Whether on the primary care or hospice side, the patient’s wishes and goals greatly inform the trajectory of care.

“When choosing a hospice provider the patient’s choice is paramount. We make sure we are transparent with patients and families and that the patient’s choices are our most important consideration,” James Sperka, director of clinical services for Suncrest, told Hospice News. “What we see is that the health care model is shifting care delivery towards the patient’s home. There is nothing like a hospice team to allow patients and family to do that. Patients feel more safe and comfortable in their homes, and some are unable to come to a doctor’s office or other location without great difficulty.”

Home-based primary care and hospice complement each other well to meet the full spectrum of a terminally ill patient’s needs, according to Cornwell. Northwestern Medicine HomeCare Physicians is a component of a large Chicago area-based health system that employs more than 1,000 doctors. The program’s two physicians make 12% of the entire system’s hospice referrals. 

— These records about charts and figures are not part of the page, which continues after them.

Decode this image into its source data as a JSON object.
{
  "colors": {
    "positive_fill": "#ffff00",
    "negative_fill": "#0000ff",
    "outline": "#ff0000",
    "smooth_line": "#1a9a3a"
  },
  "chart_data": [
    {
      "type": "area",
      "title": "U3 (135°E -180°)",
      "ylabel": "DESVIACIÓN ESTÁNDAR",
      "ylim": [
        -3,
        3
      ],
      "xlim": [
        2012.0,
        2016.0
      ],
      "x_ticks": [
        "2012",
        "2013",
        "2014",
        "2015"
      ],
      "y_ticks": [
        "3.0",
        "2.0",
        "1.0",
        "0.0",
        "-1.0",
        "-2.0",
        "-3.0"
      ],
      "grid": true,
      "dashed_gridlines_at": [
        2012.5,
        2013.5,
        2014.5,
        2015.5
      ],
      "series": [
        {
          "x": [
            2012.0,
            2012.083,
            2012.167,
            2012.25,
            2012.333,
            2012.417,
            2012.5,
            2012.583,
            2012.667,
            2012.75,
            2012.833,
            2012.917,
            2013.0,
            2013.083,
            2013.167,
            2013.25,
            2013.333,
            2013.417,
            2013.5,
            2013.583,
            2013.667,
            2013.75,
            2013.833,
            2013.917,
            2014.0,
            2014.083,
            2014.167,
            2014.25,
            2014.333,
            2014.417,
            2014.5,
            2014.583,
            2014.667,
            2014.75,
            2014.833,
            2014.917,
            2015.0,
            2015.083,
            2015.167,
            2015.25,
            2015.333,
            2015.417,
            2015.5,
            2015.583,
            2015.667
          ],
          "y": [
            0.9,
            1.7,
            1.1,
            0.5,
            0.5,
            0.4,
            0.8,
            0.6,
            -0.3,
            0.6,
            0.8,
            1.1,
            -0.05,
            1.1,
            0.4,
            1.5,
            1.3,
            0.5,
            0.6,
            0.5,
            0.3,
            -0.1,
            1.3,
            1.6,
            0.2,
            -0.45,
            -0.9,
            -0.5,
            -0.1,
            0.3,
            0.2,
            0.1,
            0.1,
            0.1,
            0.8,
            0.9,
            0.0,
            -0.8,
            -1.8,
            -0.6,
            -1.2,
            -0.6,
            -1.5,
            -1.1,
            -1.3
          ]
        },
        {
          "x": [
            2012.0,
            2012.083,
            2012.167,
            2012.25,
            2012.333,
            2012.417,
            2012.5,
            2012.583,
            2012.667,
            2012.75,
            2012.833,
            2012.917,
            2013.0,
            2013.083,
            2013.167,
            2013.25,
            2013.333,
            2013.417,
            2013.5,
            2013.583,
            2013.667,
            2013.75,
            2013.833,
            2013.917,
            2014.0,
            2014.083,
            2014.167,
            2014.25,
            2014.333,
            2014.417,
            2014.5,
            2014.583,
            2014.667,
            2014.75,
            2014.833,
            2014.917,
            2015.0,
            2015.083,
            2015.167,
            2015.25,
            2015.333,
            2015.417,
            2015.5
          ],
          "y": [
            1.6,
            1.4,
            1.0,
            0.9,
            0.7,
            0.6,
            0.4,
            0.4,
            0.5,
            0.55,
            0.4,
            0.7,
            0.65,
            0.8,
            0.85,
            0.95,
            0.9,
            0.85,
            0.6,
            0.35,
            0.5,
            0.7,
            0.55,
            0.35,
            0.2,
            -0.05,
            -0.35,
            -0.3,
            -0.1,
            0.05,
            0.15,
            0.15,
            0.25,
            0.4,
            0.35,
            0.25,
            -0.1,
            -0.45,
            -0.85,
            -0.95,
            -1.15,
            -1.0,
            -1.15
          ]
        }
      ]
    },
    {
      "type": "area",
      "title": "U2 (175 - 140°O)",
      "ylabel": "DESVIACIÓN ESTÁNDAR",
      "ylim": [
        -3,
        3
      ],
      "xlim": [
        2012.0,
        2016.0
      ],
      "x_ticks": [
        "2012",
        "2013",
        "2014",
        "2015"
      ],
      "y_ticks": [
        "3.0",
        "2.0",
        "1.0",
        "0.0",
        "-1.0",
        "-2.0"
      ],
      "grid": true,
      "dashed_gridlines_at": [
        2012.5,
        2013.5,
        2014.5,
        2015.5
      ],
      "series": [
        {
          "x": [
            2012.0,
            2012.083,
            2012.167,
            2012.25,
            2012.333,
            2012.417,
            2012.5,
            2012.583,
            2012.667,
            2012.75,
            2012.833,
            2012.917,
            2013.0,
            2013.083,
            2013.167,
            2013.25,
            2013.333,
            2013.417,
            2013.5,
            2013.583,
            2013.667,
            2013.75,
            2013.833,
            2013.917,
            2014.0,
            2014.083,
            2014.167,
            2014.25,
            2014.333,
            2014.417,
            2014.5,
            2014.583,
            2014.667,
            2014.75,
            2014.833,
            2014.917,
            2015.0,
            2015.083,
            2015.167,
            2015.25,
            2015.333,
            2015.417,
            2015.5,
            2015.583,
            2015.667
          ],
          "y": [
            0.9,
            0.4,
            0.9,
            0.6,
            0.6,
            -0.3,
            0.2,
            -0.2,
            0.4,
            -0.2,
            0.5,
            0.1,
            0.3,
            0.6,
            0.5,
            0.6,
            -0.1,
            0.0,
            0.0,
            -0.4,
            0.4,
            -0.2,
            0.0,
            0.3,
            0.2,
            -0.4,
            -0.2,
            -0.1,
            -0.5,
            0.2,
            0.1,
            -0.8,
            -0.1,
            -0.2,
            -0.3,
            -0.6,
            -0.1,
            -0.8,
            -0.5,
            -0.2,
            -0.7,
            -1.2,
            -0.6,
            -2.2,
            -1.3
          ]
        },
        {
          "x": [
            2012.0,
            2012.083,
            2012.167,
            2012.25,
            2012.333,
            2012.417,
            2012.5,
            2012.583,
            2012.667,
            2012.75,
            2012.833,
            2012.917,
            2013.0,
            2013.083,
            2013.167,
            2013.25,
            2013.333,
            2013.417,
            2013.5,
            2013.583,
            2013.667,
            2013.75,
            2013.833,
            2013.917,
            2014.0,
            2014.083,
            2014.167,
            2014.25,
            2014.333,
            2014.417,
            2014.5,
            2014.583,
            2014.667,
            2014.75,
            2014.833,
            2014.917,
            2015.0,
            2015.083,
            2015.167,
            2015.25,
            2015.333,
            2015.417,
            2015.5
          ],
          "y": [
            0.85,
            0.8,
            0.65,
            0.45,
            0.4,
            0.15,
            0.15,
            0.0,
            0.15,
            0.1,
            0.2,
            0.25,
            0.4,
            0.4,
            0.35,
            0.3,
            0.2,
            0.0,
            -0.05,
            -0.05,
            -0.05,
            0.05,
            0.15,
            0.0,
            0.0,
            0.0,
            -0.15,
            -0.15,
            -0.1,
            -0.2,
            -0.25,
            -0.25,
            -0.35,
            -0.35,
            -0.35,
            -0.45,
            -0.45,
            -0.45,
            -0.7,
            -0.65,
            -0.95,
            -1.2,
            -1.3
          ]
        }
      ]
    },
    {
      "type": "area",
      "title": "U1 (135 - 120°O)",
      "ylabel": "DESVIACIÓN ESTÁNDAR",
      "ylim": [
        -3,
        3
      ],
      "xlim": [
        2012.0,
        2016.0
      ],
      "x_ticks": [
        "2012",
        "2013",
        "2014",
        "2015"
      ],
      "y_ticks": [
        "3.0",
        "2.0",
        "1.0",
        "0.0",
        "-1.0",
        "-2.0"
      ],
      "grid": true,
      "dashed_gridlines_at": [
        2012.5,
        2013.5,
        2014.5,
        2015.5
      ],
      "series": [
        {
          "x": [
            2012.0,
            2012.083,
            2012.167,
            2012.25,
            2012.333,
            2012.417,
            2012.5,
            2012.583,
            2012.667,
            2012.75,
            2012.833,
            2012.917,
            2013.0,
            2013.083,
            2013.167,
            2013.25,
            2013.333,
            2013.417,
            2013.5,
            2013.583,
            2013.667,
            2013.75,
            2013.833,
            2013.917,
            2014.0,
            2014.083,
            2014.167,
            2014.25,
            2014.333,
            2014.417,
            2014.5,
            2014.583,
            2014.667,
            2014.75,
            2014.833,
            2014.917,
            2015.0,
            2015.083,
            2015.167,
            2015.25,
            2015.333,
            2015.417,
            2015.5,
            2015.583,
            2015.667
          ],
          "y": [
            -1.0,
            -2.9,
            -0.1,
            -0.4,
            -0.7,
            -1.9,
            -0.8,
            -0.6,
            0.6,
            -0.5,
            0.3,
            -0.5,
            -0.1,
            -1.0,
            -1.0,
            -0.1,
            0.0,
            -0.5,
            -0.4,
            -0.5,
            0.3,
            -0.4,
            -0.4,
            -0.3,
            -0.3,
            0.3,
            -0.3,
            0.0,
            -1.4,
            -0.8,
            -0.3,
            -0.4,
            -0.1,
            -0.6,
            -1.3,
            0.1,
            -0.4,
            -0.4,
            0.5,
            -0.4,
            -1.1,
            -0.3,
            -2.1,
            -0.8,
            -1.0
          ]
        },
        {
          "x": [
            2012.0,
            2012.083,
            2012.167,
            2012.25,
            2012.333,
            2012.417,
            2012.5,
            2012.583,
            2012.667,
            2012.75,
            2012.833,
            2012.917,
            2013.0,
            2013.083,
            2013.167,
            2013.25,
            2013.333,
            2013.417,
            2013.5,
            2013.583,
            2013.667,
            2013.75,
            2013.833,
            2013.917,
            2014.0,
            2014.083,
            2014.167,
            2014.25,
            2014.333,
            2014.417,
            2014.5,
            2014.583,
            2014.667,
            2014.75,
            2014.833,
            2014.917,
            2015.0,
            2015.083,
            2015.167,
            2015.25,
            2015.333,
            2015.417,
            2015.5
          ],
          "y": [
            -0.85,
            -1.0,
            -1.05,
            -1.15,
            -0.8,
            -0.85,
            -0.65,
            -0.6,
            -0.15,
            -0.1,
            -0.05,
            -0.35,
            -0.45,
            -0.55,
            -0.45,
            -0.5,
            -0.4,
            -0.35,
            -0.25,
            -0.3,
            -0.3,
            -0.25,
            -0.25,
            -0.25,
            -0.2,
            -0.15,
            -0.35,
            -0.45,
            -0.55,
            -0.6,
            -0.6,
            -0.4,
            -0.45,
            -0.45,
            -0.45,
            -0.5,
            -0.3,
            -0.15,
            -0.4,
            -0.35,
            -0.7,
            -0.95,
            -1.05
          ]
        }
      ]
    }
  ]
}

“We tend to get patients close to the end of life. Doctors tend to refer patients to [the home-based primary care program] when they know the patient can no longer get into their offices. So we work with hospice a lot,” Cornwell said. “We have a mutual relationship in which they provide nurses, aides and social workers that we don’t provide, and we provide the medical knowledge they need for orders, medication and equipment.”